Diese Diskussionen blieben im Wikipedia-Universum natürlich nicht unbemerkt. Allein seit dem 10. Mai, als die Lebenslauf-Diskussion von einem Plagiatsjäger lanciert wurde, vermerkt die Wikipedia-Seite 259 Änderungen, die oft nur kurze Zeit online waren, weil sie andere Nutzer wieder entfernten (bei Laschet waren es im selben Zeitraum nur 38). Obwohl Baerbocks Lebenslauf auch bei Wikipedia in einigen Punkten modifiziert worden ist, las man in ihrem Artikel fast einen Monat lang nichts über die damit verbundenen öffentlichen Kontroversen.

Erst am 9. Juni fügt ein Nutzer folgenden Satz ein: «Im Zuge ihrer Kanzlerkandidatur und diesbezüglicher journalistischer Recherchen sah sich Baerbock zu mehreren Korrekturen bei der Online-Präsentation ihres Lebenslaufs veranlasst.» Dadurch sei sie «bei zahlreichen Medien» in die Kritik geraten. Ob und wie lange dieser Satz stehen bleiben wird, ist offen. Denn jene Nutzer, die Baerbock gerne in Schutz nehmen, haben bis heute die Deutungshoheit. 

Kein «Kritik»-Kapitel bei Wikipedia

Das zeigt die Diskussion über die Frage, ob Annalena Baerbock wie andere Politiker einen separaten «Kritik»-Abschnitt erhalten soll.
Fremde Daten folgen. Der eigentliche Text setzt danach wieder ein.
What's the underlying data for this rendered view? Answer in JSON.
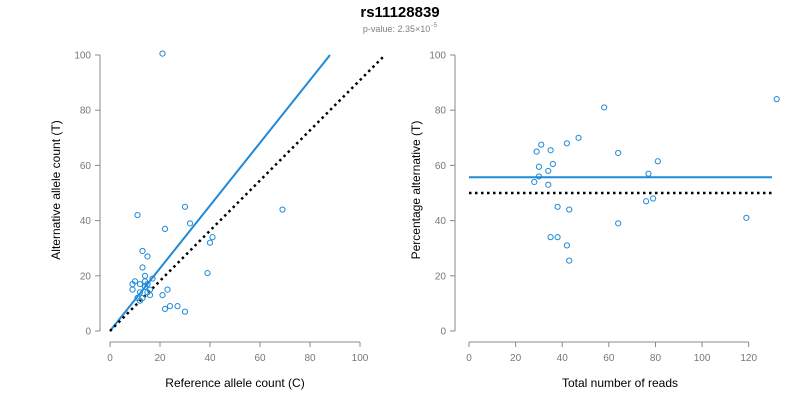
{
  "header": {
    "title": "rs11128839",
    "subtitle_prefix": "p-value: 2.35×10",
    "subtitle_exponent": "−5"
  },
  "colors": {
    "points": "#1f8ad8",
    "fit_line": "#1f8ad8",
    "reference_line": "#000000",
    "axis": "#888888"
  },
  "chart_data": [
    {
      "type": "scatter",
      "xlabel": "Reference allele count (C)",
      "ylabel": "Alternative allele count (T)",
      "xlim": [
        0,
        100
      ],
      "ylim": [
        0,
        100
      ],
      "xticks": [
        0,
        20,
        40,
        60,
        80,
        100
      ],
      "yticks": [
        0,
        20,
        40,
        60,
        80,
        100
      ],
      "points": [
        [
          21,
          100.5
        ],
        [
          11,
          42
        ],
        [
          9,
          17
        ],
        [
          9,
          15
        ],
        [
          10,
          18
        ],
        [
          12,
          17
        ],
        [
          13,
          23
        ],
        [
          14,
          16
        ],
        [
          12,
          14
        ],
        [
          13,
          12
        ],
        [
          15,
          17
        ],
        [
          16,
          13
        ],
        [
          16,
          15
        ],
        [
          13,
          29
        ],
        [
          15,
          27
        ],
        [
          11,
          12
        ],
        [
          12,
          11
        ],
        [
          14,
          20
        ],
        [
          14,
          18
        ],
        [
          15,
          14
        ],
        [
          17,
          19
        ],
        [
          21,
          13
        ],
        [
          22,
          37
        ],
        [
          22,
          8
        ],
        [
          23,
          15
        ],
        [
          24,
          9
        ],
        [
          27,
          9
        ],
        [
          30,
          45
        ],
        [
          30,
          7
        ],
        [
          32,
          39
        ],
        [
          39,
          21
        ],
        [
          40,
          32
        ],
        [
          41,
          34
        ],
        [
          69,
          44
        ]
      ],
      "lines": [
        {
          "name": "fit",
          "style": "solid",
          "from": [
            0,
            0
          ],
          "to": [
            88,
            100
          ]
        },
        {
          "name": "equal",
          "style": "dotted",
          "from": [
            0,
            0
          ],
          "to": [
            110,
            100
          ]
        }
      ],
      "grid": false
    },
    {
      "type": "scatter",
      "xlabel": "Total number of reads",
      "ylabel": "Percentage alternative (T)",
      "xlim": [
        0,
        130
      ],
      "ylim": [
        0,
        100
      ],
      "xticks": [
        0,
        20,
        40,
        60,
        80,
        100,
        120
      ],
      "yticks": [
        0,
        20,
        40,
        60,
        80,
        100
      ],
      "points": [
        [
          132,
          84
        ],
        [
          58,
          81
        ],
        [
          47,
          70
        ],
        [
          31,
          67.5
        ],
        [
          35,
          65.5
        ],
        [
          29,
          65
        ],
        [
          64,
          64.5
        ],
        [
          42,
          68
        ],
        [
          36,
          60.5
        ],
        [
          30,
          59.5
        ],
        [
          81,
          61.5
        ],
        [
          34,
          58
        ],
        [
          30,
          56
        ],
        [
          28,
          54
        ],
        [
          34,
          53
        ],
        [
          77,
          57
        ],
        [
          38,
          45
        ],
        [
          43,
          44
        ],
        [
          79,
          48
        ],
        [
          76,
          47
        ],
        [
          64,
          39
        ],
        [
          119,
          41
        ],
        [
          35,
          34
        ],
        [
          38,
          34
        ],
        [
          42,
          31
        ],
        [
          43,
          25.5
        ]
      ],
      "lines": [
        {
          "name": "fit",
          "style": "solid",
          "from": [
            0,
            55.7
          ],
          "to": [
            130,
            55.7
          ]
        },
        {
          "name": "equal",
          "style": "dotted",
          "from": [
            0,
            50
          ],
          "to": [
            130,
            50
          ]
        }
      ],
      "grid": false
    }
  ]
}
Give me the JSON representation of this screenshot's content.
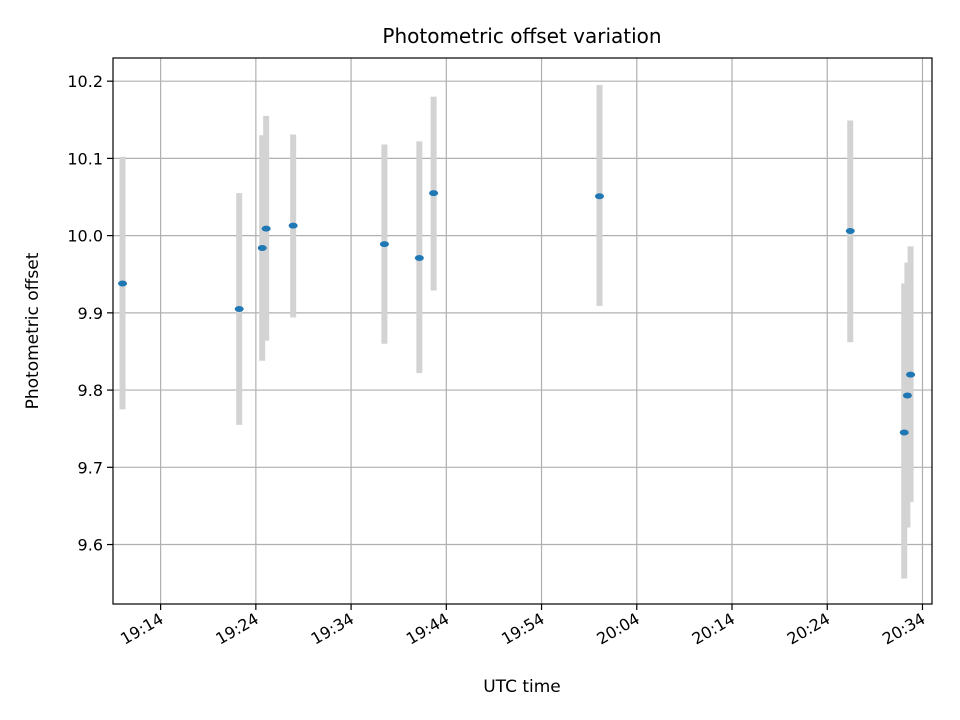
{
  "chart_data": {
    "type": "scatter",
    "title": "Photometric offset variation",
    "xlabel": "UTC time",
    "ylabel": "Photometric offset",
    "grid": true,
    "xlim": [
      "19:09",
      "20:35"
    ],
    "ylim": [
      9.523,
      10.23
    ],
    "x_ticks": [
      "19:14",
      "19:24",
      "19:34",
      "19:44",
      "19:54",
      "20:04",
      "20:14",
      "20:24",
      "20:34"
    ],
    "y_ticks": [
      "9.6",
      "9.7",
      "9.8",
      "9.9",
      "10.0",
      "10.1",
      "10.2"
    ],
    "colors": {
      "point": "#1f77b4",
      "errorbar": "#d3d3d3",
      "grid": "#b0b0b0"
    },
    "points": [
      {
        "x": "19:10:00",
        "y": 9.938,
        "err_low": 9.775,
        "err_high": 10.102
      },
      {
        "x": "19:22:15",
        "y": 9.905,
        "err_low": 9.755,
        "err_high": 10.055
      },
      {
        "x": "19:24:40",
        "y": 9.984,
        "err_low": 9.838,
        "err_high": 10.13
      },
      {
        "x": "19:25:05",
        "y": 10.009,
        "err_low": 9.864,
        "err_high": 10.155
      },
      {
        "x": "19:27:55",
        "y": 10.013,
        "err_low": 9.894,
        "err_high": 10.131
      },
      {
        "x": "19:37:30",
        "y": 9.989,
        "err_low": 9.86,
        "err_high": 10.118
      },
      {
        "x": "19:41:10",
        "y": 9.971,
        "err_low": 9.822,
        "err_high": 10.122
      },
      {
        "x": "19:42:40",
        "y": 10.055,
        "err_low": 9.929,
        "err_high": 10.18
      },
      {
        "x": "20:00:05",
        "y": 10.051,
        "err_low": 9.909,
        "err_high": 10.195
      },
      {
        "x": "20:26:25",
        "y": 10.006,
        "err_low": 9.862,
        "err_high": 10.149
      },
      {
        "x": "20:32:05",
        "y": 9.745,
        "err_low": 9.556,
        "err_high": 9.938
      },
      {
        "x": "20:32:25",
        "y": 9.793,
        "err_low": 9.622,
        "err_high": 9.965
      },
      {
        "x": "20:32:45",
        "y": 9.82,
        "err_low": 9.655,
        "err_high": 9.986
      }
    ]
  }
}
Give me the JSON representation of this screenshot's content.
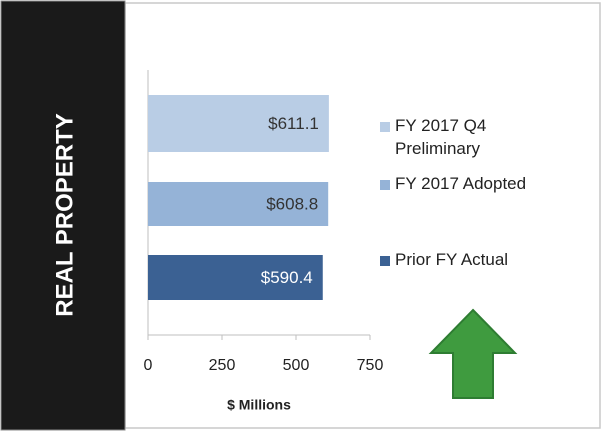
{
  "chart_data": {
    "type": "bar",
    "orientation": "horizontal",
    "side_label": "REAL PROPERTY",
    "categories": [
      "FY 2017 Q4 Preliminary",
      "FY 2017 Adopted",
      "Prior FY Actual"
    ],
    "values": [
      611.1,
      608.8,
      590.4
    ],
    "value_labels": [
      "$611.1",
      "$608.8",
      "$590.4"
    ],
    "colors": [
      "#b9cde5",
      "#95b3d7",
      "#3b6193"
    ],
    "label_colors": [
      "#333333",
      "#333333",
      "#ffffff"
    ],
    "xlim": [
      0,
      750
    ],
    "xticks": [
      0,
      250,
      500,
      750
    ],
    "xlabel": "$ Millions",
    "legend": "right"
  }
}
Obwohl es seit August 2019 entsprechende Vorschläge gibt, haben die Fürsprecher der grünen Politikerin bisher fast alles verhindert. Dies unter anderem mit dem Argument, darüber müsse erst ein «Konsens» gefunden werden. Gleichzeitig versuchen sie, einen solchen Konsens mit langwierigen, sophistischen Debatten zu verhindern.
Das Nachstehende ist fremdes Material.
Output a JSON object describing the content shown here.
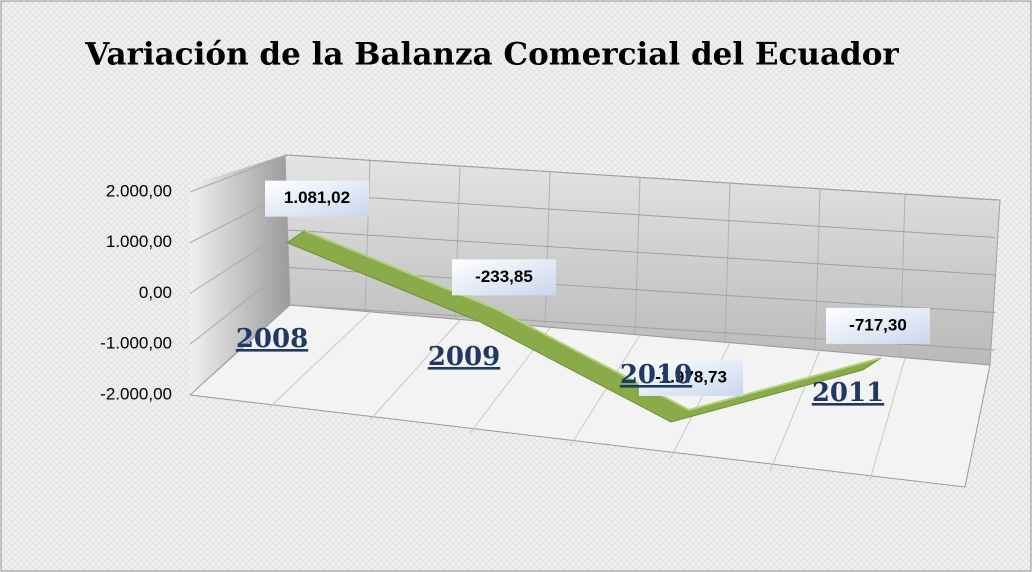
{
  "chart_data": {
    "type": "line3d",
    "title": "Variación de la Balanza Comercial del Ecuador",
    "categories": [
      "2008",
      "2009",
      "2010",
      "2011"
    ],
    "values": [
      1081.02,
      -233.85,
      -1978.73,
      -717.3
    ],
    "value_labels": [
      "1.081,02",
      "-233,85",
      "-1.978,73",
      "-717,30"
    ],
    "color": "#8aab4a",
    "ylim": [
      -2000,
      2000
    ],
    "yticks": [
      {
        "value": -2000,
        "label": "-2.000,00"
      },
      {
        "value": -1000,
        "label": "-1.000,00"
      },
      {
        "value": 0,
        "label": "0,00"
      },
      {
        "value": 1000,
        "label": "1.000,00"
      },
      {
        "value": 2000,
        "label": "2.000,00"
      }
    ],
    "grid": true
  }
}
Dieses Verhaltensmuster erinnert wohl nicht zufällig an das Filibuster-Prinzip – eine aus den USA bekannte Taktik, die darauf abzielt, den politischen Gegner im Parlament mit endlosen Redebeiträgen am Reden zu hindern und zu zermürben. Oder, wie es ein in die Minderheit versetzter Wikipedia-Autor in Zusammenhang mit Baerbocks nicht gemeldeten Parteibeiträgen einmal ausdrückte: «Es geht breit durch die Presse, nur hier wartet man, bis keiner mehr davon redet.» 

Anmerkung der Redaktion

Kurz nachdem dieser Artikel publiziert wurde, entbrannte auf Wikipedia eine Diskussion darüber, ob die Kritik der NZZ gerechtfertigt sei. «Es ist schon langsam peinlich, dass die breit besprochene Kritik an Baerbock sich nicht in einer Rubrik im Artikel wiederfindet», schreibt ein Benutzer. Ein anderer Autor sieht es so: «Ich denke, wir sollten uns nicht von Medien wie der NZZ unter Druck setzen lassen, wenn sie nun darüber berichtet, wie der Artikel bearbeitet wird.» Ein weiterer findet, dass Berichte über die nachgemeldeten Nebeneinkünfte von Baerbock ein «Rascheln im Blätterwald» seien, die in einer Enzyklopädie nichts zu suchen hätten. Um 12:40 Uhr wurde der Wikipedia-Artikel dann für drei Tage vollständig gesperrt. Bis zum 13. Juni können ihn jetzt nur noch Administratoren bearbeiten.